The general idea is that the trend in the log-fold changes represents some systematic distance-dependent difference between your studies. Our assumption is that this trend is a technical artefact, i.e., it is a bias that does not represent genuine differences in the interaction structure. We fit a curve to model this trend, and we normalize the intensities such that the trend is eliminated from the data:
adjustment <- 2^(fit$fitted/2)
new.a <- a$intensity/adjustment
new.b <- b$intensity*adjustment
We fit a loess curve to the log-fold changes against distance, rather than to the intensities directly. This is because the (log-)intensities decay dramatically with increasing distance, which puts a bit more pressure on the trend fitting algorithm to be accurate. In contrast, the trend in the log-fold changes should be mostly flat, which is easier to model with
The default approach in
diffHic is to fit a trend to the log-fold changes (more or less) against the average abundance. This is roughly equivalent to the distance-based approach after flipping the covariates, given that low distances correspond to high abundances and vice versa.
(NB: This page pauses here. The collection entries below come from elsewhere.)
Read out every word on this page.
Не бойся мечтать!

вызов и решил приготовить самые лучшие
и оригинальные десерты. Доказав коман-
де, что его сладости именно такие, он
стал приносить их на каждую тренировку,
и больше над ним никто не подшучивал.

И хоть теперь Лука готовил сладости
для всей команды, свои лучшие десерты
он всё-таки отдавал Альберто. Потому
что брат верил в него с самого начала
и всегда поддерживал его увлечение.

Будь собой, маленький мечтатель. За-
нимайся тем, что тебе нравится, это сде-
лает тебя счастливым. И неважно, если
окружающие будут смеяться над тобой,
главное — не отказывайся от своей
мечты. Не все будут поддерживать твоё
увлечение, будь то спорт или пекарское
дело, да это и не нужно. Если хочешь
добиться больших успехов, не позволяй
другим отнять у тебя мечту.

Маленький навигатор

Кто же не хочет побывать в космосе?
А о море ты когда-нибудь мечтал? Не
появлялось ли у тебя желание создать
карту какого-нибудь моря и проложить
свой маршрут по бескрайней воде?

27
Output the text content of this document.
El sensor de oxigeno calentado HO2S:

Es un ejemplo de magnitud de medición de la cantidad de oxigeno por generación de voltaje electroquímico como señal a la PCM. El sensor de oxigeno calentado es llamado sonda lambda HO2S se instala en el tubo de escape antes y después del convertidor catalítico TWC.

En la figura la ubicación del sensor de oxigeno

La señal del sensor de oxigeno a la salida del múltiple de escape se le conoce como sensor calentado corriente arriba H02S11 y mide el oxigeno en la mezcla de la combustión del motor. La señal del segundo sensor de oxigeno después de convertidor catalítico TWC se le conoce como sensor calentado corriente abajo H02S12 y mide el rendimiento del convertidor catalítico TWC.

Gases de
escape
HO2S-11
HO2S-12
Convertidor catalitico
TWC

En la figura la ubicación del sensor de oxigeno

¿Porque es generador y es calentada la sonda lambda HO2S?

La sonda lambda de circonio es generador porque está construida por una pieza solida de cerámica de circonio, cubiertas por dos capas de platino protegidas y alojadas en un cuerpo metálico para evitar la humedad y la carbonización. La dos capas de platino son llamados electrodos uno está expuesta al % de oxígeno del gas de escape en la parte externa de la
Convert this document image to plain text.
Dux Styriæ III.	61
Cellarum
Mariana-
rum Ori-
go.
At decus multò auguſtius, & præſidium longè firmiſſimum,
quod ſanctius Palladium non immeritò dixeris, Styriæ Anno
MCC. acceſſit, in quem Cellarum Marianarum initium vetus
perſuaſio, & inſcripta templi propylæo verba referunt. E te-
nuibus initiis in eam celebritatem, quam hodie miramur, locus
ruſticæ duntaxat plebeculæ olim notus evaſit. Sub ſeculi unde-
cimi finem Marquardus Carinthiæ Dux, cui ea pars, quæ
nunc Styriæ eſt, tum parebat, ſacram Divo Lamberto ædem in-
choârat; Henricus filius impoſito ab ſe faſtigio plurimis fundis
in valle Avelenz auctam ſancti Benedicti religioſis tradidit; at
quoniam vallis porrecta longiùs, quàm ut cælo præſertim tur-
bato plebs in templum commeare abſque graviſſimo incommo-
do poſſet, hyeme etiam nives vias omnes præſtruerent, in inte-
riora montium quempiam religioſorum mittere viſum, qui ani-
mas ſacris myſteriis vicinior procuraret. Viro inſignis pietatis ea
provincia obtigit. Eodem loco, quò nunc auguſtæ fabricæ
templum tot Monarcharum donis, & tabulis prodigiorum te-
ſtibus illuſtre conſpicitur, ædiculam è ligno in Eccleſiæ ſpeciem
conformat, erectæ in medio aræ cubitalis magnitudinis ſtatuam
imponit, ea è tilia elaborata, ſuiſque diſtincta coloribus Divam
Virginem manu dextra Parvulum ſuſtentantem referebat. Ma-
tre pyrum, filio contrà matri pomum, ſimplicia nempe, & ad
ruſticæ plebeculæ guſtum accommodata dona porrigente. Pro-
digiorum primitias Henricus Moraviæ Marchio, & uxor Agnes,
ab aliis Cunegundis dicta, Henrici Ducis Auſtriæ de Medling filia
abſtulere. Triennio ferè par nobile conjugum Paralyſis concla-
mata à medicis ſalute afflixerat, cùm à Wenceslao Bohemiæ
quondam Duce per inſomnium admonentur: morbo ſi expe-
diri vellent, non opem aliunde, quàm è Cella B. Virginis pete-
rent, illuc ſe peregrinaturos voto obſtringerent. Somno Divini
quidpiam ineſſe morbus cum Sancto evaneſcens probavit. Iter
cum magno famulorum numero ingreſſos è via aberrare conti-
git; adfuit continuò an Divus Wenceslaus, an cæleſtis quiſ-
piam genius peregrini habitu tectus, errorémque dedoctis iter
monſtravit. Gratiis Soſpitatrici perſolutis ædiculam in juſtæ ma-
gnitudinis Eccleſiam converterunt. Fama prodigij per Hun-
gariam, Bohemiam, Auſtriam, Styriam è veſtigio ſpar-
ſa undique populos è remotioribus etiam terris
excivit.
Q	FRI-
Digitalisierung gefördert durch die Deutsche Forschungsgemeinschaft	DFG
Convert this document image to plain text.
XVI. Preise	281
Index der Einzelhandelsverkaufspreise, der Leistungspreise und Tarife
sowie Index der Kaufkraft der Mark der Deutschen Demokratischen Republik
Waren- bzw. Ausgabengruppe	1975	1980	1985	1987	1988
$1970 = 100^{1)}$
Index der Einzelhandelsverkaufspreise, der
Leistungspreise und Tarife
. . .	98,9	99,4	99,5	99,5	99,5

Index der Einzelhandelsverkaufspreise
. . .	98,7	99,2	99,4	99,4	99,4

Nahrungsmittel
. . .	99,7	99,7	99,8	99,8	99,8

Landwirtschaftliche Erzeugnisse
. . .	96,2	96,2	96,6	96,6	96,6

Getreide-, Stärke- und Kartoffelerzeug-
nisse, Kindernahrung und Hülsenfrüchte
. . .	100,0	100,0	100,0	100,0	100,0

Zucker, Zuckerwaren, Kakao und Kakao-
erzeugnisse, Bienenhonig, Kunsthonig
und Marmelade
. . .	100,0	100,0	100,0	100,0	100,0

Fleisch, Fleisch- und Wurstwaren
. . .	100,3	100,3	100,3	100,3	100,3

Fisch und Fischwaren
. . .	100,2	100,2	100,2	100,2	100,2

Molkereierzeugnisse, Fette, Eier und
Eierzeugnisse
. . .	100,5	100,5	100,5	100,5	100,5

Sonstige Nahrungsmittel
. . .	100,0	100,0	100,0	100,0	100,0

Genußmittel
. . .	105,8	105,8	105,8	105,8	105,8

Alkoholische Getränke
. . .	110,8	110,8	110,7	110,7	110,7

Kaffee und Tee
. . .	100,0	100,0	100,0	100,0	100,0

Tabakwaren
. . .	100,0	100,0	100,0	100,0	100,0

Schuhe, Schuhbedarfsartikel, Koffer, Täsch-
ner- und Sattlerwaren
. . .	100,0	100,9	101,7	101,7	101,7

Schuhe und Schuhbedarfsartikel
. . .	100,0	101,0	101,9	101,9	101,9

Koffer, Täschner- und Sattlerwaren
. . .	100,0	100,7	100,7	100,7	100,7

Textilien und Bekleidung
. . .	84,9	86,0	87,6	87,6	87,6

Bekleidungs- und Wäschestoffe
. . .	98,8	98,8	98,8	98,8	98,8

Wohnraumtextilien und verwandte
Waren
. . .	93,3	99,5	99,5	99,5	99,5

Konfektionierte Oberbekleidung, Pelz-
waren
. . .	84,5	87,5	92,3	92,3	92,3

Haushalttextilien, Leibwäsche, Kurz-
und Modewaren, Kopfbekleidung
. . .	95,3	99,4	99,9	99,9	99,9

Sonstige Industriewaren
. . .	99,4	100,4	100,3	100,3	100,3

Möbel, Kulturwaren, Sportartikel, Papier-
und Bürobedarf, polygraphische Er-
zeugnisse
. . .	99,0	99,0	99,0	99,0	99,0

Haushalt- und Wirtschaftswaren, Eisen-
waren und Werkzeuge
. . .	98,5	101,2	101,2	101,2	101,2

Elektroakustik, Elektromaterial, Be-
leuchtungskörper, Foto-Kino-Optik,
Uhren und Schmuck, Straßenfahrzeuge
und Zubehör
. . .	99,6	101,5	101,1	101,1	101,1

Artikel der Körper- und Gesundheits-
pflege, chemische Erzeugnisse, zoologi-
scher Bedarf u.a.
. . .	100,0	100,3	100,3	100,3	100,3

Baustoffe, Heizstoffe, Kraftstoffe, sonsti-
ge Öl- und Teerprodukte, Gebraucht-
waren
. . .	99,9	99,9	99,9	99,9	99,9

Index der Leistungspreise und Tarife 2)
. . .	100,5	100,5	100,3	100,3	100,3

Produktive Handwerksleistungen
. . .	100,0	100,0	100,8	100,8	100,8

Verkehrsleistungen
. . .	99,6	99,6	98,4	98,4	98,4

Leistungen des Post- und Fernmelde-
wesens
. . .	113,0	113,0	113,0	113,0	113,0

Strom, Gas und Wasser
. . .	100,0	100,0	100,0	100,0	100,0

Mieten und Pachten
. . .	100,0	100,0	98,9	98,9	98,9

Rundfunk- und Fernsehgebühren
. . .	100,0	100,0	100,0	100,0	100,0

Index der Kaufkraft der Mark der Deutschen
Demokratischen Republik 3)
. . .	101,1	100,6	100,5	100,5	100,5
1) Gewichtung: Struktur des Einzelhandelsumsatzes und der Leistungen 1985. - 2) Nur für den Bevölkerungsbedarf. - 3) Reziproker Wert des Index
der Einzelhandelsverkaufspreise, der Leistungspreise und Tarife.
I'd argue that trend fitting on average abundance is slightly better than that on distance, as node pairs with the same abundance should represent similar interactions (and thus, be subject to the same biases, such that the fitted trend will capture the common bias at a given abundance). This may not be true for node pairs at the same distance, e.g., if one lies inside a TAD while the other lies outside. That said, I'm probably nitpicking; on the whole, I expect that the distance-based approach will perform adequately.